Meta-Sel: Efficient Demonstration Selection for In-Context Learning via Supervised Meta-Learning
Xubin Wang, Weijia Jia
TL;DR
The paper Addresses the bottleneck of selecting demonstrations for in-context learning under prompt budgets. It introduces Meta-Sel, a lightweight supervised meta-learning framework that uses two inexpensive meta-features to score (query,candidate) pairs and rank demonstrations via a calibrated logistic regressor in a single offline–online pass, avoiding LLM calls at inference. Meta-Sel is evaluated across four intent datasets and five open-source LLMs, showing top-tier or near-top performance with notable gains for smaller models and with deterministic, auditable rankings. The work also provides a broad empirical benchmark of 12 baseline methods, clarifying where simple similarity signals suffice and where learned weighting yields benefits, thereby offering practical guidance for efficient ICL deployment and future extensions in richer meta-features and generation tasks.
Abstract
Demonstration selection is a practical bottleneck in in-context learning (ICL): under a tight prompt budget, accuracy can change substantially depending on which few-shot examples are included, yet selection must remain cheap enough to run per query over large candidate pools. We propose Meta-Sel, a lightweight supervised meta-learning approach for intent classification that learns a fast, interpretable scoring function for (candidate, query) pairs from labeled training data. Meta-Sel constructs a meta-dataset by sampling pairs from the training split and using class agreement as supervision, then trains a calibrated logistic regressor on two inexpensive meta-features: TF--IDF cosine similarity and a length-compatibility ratio. At inference time, the selector performs a single vectorized scoring pass over the full candidate pool and returns the top-k demonstrations, requiring no model fine-tuning, no online exploration, and no additional LLM calls. This yields deterministic rankings and makes the selection mechanism straightforward to audit via interpretable feature weights.
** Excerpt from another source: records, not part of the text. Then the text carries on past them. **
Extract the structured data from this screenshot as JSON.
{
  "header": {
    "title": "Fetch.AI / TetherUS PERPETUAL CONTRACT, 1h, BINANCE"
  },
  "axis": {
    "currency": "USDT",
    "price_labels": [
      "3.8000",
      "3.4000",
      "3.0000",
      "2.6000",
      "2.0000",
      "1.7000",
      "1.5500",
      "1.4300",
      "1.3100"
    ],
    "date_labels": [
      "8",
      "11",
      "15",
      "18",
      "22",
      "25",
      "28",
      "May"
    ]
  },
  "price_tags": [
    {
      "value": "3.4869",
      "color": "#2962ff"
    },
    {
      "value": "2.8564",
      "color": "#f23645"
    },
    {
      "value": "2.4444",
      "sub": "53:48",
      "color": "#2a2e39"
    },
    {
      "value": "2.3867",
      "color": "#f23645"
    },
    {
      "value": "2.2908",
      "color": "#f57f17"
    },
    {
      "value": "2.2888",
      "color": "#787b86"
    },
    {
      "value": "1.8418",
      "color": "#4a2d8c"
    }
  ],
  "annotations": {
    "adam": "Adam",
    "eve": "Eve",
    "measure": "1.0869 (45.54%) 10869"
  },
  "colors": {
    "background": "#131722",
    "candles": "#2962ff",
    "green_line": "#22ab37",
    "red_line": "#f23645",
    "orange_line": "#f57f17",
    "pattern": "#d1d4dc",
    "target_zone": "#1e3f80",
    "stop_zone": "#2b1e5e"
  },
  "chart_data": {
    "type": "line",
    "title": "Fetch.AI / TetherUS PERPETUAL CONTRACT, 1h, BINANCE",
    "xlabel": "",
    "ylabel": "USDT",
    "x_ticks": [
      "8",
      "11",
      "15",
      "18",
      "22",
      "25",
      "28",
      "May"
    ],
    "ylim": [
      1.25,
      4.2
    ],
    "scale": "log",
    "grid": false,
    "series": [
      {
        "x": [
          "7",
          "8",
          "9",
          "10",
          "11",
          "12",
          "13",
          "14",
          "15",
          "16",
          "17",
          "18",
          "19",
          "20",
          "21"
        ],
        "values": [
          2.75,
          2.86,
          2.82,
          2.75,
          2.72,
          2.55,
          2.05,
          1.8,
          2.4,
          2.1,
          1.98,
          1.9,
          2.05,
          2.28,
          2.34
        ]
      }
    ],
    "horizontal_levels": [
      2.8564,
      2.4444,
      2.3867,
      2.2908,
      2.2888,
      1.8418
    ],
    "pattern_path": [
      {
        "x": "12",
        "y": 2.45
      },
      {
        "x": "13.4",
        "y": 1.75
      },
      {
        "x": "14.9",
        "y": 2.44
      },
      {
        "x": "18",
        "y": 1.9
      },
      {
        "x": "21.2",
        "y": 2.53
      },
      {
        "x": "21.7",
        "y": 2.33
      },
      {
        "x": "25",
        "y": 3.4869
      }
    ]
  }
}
Beyond proposing Meta-Sel, we provide a broad empirical study of demonstration selection, benchmarking 12 methods -- spanning prompt engineering baselines, heuristic selection, reinforcement learning, and influence-based approaches -- across four intent datasets and five open-source LLMs. Across this benchmark, Meta-Sel consistently ranks among the top-performing methods, is particularly effective for smaller models where selection quality can partially compensate for limited model capacity, and maintains competitive selection-time overhead.